You might say it was a midlife crisis, but it involved the state of the world as much as my own desire to feel useful. I poked my head up and looked around: things in the world looked bleak in 2006, not the least of which was a seemingly endless war with countries that I and apparently most people in America knew nothing about. Iraq was the big news at the time. I guess that’s why I gravitated to the somewhat secretive war in south-central Asia. I’m an educator and counselor; I love kids, so this is what I had to offer the people of Afghanistan. I spent a year rearranging my life. Then I found what I was looking for, Afghans helping Afghans. I wanted to serve their cause, not mine.

What was the single most amazing thing you experienced in the girl’s orphanage where you lived?

Dancing. Teaching the girls how to spit watermelon seeds, or the time they wouldn’t leave class early. “We want our five minutes!” they said. Where do I begin to choose one moment? Perhaps my final night there. The girls had begun to follow me around. It was getting late, and though I tried to pack I couldn’t muster the strength. In groups of two and three they all entered my room. They wanted me to sing the song I’d taught them. I pulled out my ten-string cittern and started, and when I got to the chorus they joined in. The answer my friend, is blowin’ in the wind, the answer is blowin’ in the wind. Their faces were so brave. It was inconceivable to them, to me that I was actually leaving. They had never sung the song as well as on that night.

You “served” AFCECO for five months; you in a sense did your time. So when you got home, why did you turn around and go right back?

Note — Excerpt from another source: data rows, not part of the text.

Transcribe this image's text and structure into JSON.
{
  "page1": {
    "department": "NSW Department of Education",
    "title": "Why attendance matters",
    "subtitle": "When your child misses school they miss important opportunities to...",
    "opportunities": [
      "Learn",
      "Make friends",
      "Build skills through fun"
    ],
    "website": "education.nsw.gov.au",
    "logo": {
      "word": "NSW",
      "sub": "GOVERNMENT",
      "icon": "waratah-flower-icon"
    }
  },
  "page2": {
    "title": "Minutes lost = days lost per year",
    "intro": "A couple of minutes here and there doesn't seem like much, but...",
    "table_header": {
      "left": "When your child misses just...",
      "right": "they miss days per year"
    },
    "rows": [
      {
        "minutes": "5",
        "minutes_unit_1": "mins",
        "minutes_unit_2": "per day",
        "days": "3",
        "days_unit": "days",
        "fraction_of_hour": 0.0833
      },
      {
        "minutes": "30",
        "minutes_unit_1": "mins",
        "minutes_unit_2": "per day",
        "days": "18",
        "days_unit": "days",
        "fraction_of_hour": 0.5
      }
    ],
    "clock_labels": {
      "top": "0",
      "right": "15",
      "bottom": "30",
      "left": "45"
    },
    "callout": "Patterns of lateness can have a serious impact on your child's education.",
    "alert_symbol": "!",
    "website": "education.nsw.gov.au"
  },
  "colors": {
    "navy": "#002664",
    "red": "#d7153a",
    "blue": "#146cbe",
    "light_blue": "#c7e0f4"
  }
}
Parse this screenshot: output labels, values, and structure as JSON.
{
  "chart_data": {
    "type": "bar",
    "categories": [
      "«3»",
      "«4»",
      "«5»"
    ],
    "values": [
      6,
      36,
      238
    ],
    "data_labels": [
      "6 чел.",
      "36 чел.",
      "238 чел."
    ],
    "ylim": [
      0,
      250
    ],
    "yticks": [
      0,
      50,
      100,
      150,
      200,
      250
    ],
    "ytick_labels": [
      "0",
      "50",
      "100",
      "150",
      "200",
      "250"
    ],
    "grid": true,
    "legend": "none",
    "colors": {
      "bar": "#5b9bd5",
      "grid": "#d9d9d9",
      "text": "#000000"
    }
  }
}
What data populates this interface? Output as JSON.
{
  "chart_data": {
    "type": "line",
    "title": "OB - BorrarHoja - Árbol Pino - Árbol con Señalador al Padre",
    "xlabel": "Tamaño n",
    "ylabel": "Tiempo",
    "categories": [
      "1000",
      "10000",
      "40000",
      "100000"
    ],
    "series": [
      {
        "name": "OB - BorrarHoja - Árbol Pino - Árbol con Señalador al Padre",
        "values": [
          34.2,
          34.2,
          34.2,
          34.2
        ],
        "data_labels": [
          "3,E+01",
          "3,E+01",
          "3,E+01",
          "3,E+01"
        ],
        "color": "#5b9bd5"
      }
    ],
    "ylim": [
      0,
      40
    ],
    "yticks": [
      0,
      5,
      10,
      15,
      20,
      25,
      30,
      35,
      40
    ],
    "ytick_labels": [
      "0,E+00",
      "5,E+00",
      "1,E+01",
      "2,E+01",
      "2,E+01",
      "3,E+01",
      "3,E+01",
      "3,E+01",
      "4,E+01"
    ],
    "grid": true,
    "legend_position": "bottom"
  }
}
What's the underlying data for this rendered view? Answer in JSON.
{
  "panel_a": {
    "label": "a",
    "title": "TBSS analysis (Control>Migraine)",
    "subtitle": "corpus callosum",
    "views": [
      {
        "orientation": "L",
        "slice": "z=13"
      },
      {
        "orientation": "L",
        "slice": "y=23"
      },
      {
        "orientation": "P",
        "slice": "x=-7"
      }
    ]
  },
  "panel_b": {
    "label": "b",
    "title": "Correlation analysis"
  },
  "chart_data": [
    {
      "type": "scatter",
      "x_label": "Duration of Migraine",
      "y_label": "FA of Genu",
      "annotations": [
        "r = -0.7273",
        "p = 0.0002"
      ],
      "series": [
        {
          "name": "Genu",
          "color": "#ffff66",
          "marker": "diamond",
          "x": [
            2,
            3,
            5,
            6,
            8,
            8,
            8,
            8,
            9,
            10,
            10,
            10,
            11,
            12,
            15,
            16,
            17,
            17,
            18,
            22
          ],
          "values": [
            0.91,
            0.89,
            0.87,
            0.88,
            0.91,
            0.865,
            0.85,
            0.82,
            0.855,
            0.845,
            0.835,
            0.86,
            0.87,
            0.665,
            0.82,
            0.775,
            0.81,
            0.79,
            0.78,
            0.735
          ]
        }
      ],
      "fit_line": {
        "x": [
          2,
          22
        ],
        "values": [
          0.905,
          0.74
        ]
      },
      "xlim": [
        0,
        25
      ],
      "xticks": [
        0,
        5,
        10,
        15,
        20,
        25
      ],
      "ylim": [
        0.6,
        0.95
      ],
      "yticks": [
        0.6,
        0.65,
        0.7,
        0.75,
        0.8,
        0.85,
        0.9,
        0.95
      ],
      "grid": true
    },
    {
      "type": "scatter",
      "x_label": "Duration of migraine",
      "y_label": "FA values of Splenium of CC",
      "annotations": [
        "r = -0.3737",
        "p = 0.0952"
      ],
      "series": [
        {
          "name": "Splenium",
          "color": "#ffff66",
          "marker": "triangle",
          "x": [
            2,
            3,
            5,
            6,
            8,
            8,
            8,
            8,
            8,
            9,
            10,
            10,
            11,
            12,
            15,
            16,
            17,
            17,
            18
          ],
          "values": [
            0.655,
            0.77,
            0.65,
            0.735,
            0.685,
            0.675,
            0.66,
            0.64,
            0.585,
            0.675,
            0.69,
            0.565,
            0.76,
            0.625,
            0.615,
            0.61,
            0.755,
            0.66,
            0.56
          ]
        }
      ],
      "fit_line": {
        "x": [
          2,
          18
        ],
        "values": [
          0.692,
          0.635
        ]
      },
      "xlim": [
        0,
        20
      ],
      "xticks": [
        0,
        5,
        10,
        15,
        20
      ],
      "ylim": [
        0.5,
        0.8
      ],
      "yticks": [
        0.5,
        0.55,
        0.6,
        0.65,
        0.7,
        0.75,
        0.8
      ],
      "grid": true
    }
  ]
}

From the moment, through my tears, I said goodbye to the children I knew somehow I would come back. I had a mortgaged house, credit card debt, no career, no savings, no income; this in the middle of the Wall Street housing meltdown. Instead of panicking I continued working for AFCECO. I started arranging speaking engagements, raising money for an orphanage education fund. I spoke to hundreds of Americans at colleges, high schools, churches, libraries, even living rooms, about the children, about the way in which Andeisha is changing the world. It was how I kept the children in my life. It was also wonderful to discover my countrymen and women anew, and they were fantastic, giving over $16,000 to the fund. I put the house I had built in Vermont on the market. I proceeded, even though nothing was selling. I bought my return flight to Kabul with the last credit on my card. Suddenly there was a bidding war on my house. The sale closed two days before I got on a plane. I threw the credit cards away for good. Why return? I was going home, to the best job I ever had, and it doesn’t pay in dollars, it pays in love, it pays in being a part of something positive and effective. I’d gone and made myself useful, and with that comes responsibility.